Ибрагим развязал шнурок, и на мозолистую ладонь скользнул крупный кусок янтаря, будто охваченный внутренним пламенем. В глубине яркого камня плавал пузырек воздуха, а рядом, чудесным образом перенесенная под поверхность, будто янтарь когда-то и вправду был не камнем, но древесной смолой, застыла, словно обнимая этот пузырек, крошечная ящерица. Вроде тех, которые даже в нынешнюю пору иногда приезжают, подобно непрошеным пассажирам, прячась среди досок и канатов кораблей, доставляющих товар с Тарапатама. Или Львиного острова, как его еще именуют.
Гость долго разглядывал камень и застывшую в нем навек ящерицу. Затем лицо его просветлело.
– Делай, мастер. Поступай, как ты знаешь, да сотворит Аллах твои дороги легкими. Работай, Ибрагим-уста. Я верю тебе. Ты сделаешь так, как никто другой сделать не сумеет. Спасибо тебе за надежду, почтенный кузнец, да даст Всемилостивый тебе долгие годы жизни. Клянусь, я не обижу тебя с наградой. Вот… – голос его изменился, – вот задаток. Заплатишь гранильщику и купишь, что будет надо. Потребуется – добавлю еще.
На ладонь оружейника рядом с опустевшим мешочком, только что таившим внутри янтарь, лег другой, мягко звякнувший той тяжестью, которой Аллах наделил лишь один металл.

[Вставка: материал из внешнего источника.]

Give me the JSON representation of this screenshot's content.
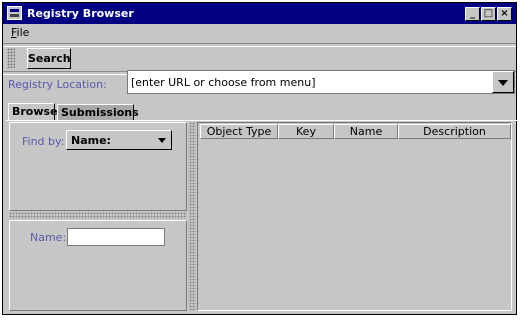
{
  "window": {
    "title": "Registry Browser"
  },
  "title_buttons": {
    "minimize": "_",
    "maximize": "□",
    "close": "×"
  },
  "menu": {
    "file_label": "File",
    "file_mnemonic": "F",
    "file_rest": "ile"
  },
  "toolbar": {
    "search_label": "Search"
  },
  "registry": {
    "label": "Registry Location:",
    "value": "[enter URL or choose from menu]"
  },
  "tabs": [
    {
      "label": "Browse",
      "selected": true
    },
    {
      "label": "Submissions",
      "selected": false
    }
  ],
  "find_by": {
    "label": "Find by:",
    "selected": "Name:"
  },
  "name_field": {
    "label": "Name:",
    "value": ""
  },
  "table": {
    "columns": [
      "Object Type",
      "Key",
      "Name",
      "Description"
    ],
    "rows": []
  }
}
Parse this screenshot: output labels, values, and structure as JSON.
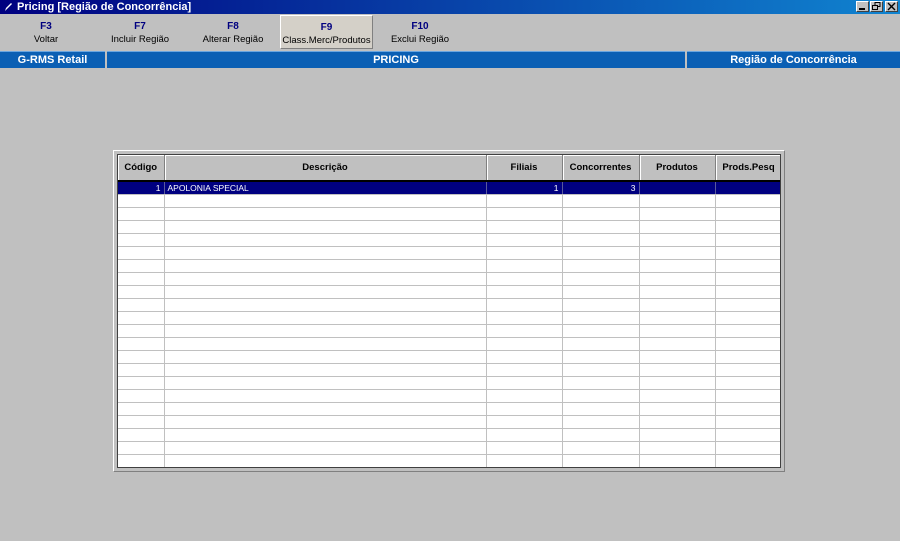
{
  "window": {
    "title": "Pricing  [Região de Concorrência]",
    "buttons": {
      "minimize": "minimize-icon",
      "restore": "restore-icon",
      "close": "close-icon"
    }
  },
  "toolbar": {
    "keys": [
      {
        "key": "F3",
        "label": "Voltar"
      },
      {
        "key": "F7",
        "label": "Incluir Região"
      },
      {
        "key": "F8",
        "label": "Alterar Região"
      },
      {
        "key": "F9",
        "label": "Class.Merc/Produtos"
      },
      {
        "key": "F10",
        "label": "Exclui Região"
      }
    ]
  },
  "header": {
    "left": "G-RMS Retail",
    "center": "PRICING",
    "right": "Região de Concorrência"
  },
  "colors": {
    "title_start": "#000080",
    "title_end": "#1084d0",
    "header_blue": "#0a5fb4",
    "selection": "#000080"
  },
  "grid": {
    "columns": [
      "Código",
      "Descrição",
      "Filiais",
      "Concorrentes",
      "Produtos",
      "Prods.Pesq"
    ],
    "rows": [
      {
        "codigo": "1",
        "descricao": "APOLONIA SPECIAL",
        "filiais": "1",
        "concorrentes": "3",
        "produtos": "",
        "prods_pesq": ""
      }
    ]
  }
}
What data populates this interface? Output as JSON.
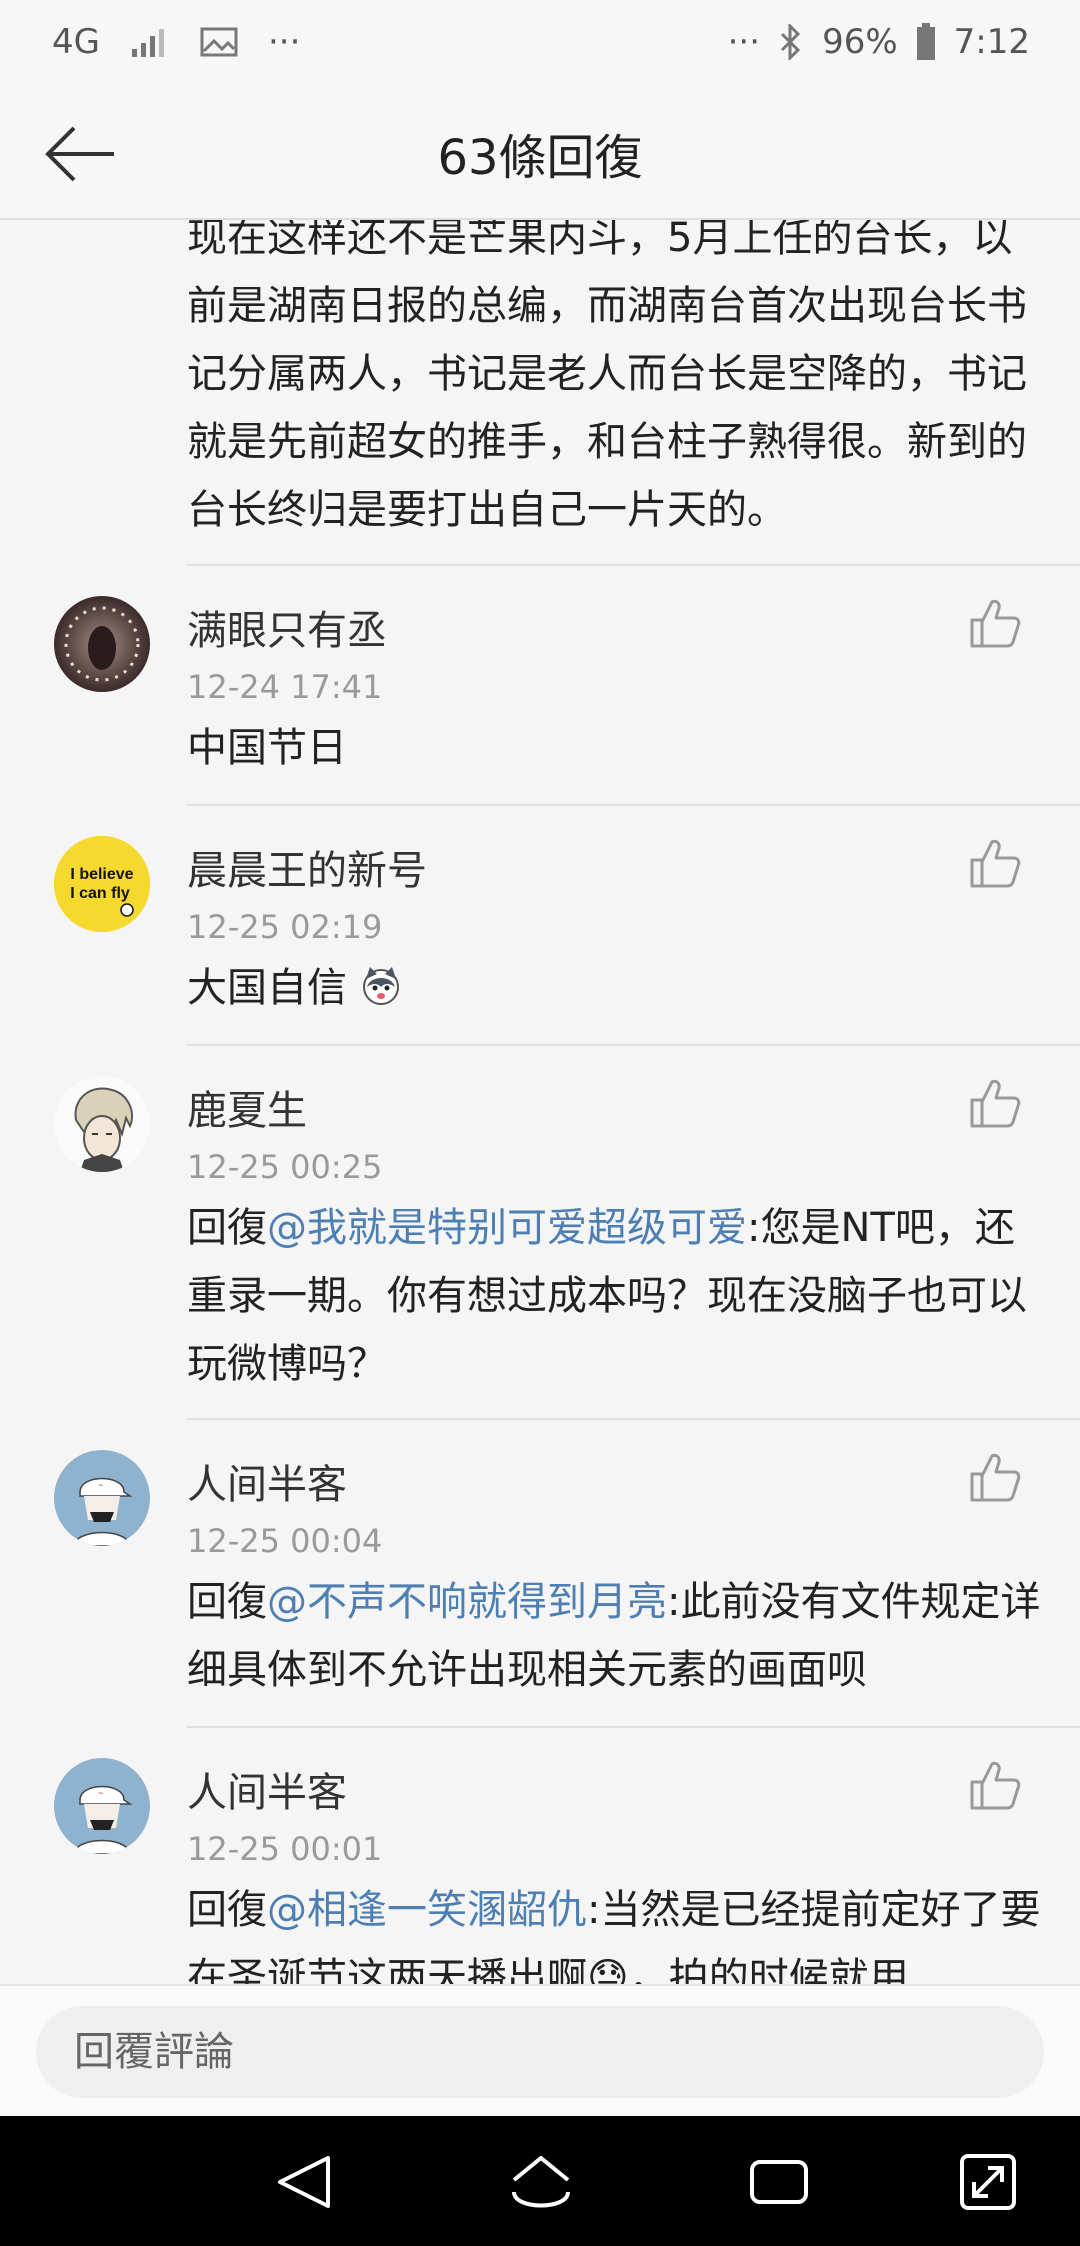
{
  "status_bar": {
    "network": "4G",
    "battery": "96%",
    "time": "7:12",
    "icons": [
      "signal-icon",
      "image-icon",
      "more-dots-icon",
      "bluetooth-icon",
      "battery-icon"
    ]
  },
  "header": {
    "title": "63條回復",
    "back_icon": "back-arrow-icon"
  },
  "partial_comment": {
    "text": "现在这样还不是芒果内斗，5月上任的台长，以前是湖南日报的总编，而湖南台首次出现台长书记分属两人，书记是老人而台长是空降的，书记就是先前超女的推手，和台柱子熟得很。新到的台长终归是要打出自己一片天的。"
  },
  "comments": [
    {
      "name": "满眼只有丞",
      "time": "12-24 17:41",
      "text": "中国节日"
    },
    {
      "name": "晨晨王的新号",
      "time": "12-25 02:19",
      "text": "大国自信",
      "emoji": "husky-emoji",
      "avatar_text": [
        "I believe",
        "I can fly"
      ]
    },
    {
      "name": "鹿夏生",
      "time": "12-25 00:25",
      "reply_prefix": "回復",
      "mention": "@我就是特别可爱超级可爱",
      "text": ":您是NT吧，还重录一期。你有想过成本吗？现在没脑子也可以玩微博吗？"
    },
    {
      "name": "人间半客",
      "time": "12-25 00:04",
      "reply_prefix": "回復",
      "mention": "@不声不响就得到月亮",
      "text": ":此前没有文件规定详细具体到不允许出现相关元素的画面呗"
    },
    {
      "name": "人间半客",
      "time": "12-25 00:01",
      "reply_prefix": "回復",
      "mention": "@相逢一笑溷龆仇",
      "text": ":当然是已经提前定好了要在圣诞节这两天播出啊😓，拍的时候就用"
    }
  ],
  "reply_bar": {
    "placeholder": "回覆評論"
  },
  "nav_bar": {
    "buttons": [
      "back-nav-icon",
      "home-nav-icon",
      "recents-nav-icon",
      "expand-nav-icon"
    ]
  }
}
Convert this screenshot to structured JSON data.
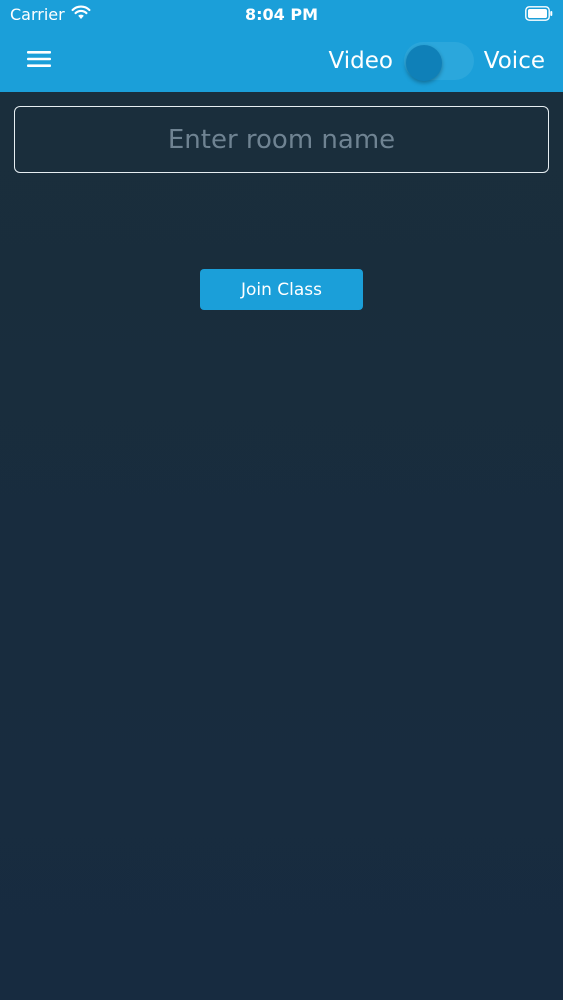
{
  "status_bar": {
    "carrier": "Carrier",
    "time": "8:04 PM",
    "wifi_icon": "wifi-icon",
    "battery_icon": "battery-icon"
  },
  "nav": {
    "menu_icon": "hamburger-menu-icon",
    "mode_left": "Video",
    "mode_right": "Voice",
    "toggle_on": false
  },
  "room": {
    "placeholder": "Enter room name",
    "value": ""
  },
  "join": {
    "label": "Join Class"
  },
  "colors": {
    "accent": "#1b9fd9",
    "background_top": "#1a2e3b",
    "background_bottom": "#172b40",
    "placeholder": "#6f8392"
  }
}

Черкесли и девочка уже несли шербет.
После того как гости промочили горло, Ибрагим, еще немного помолчавший в раздумьях, наконец произнес:
– Два камня, которые получатся из этого топаза, будут похожи на половинки сливы.
– Сливы? – переспросил гость. – Ну, пусть будет слива…
– Скажи, почтенный, известны ли тебе свойства топаза?
– Не больше, чем прежнему хозяину этой сабли… – Ответ был двусмыслен, но кузнец предпочел истолковать его по-своему.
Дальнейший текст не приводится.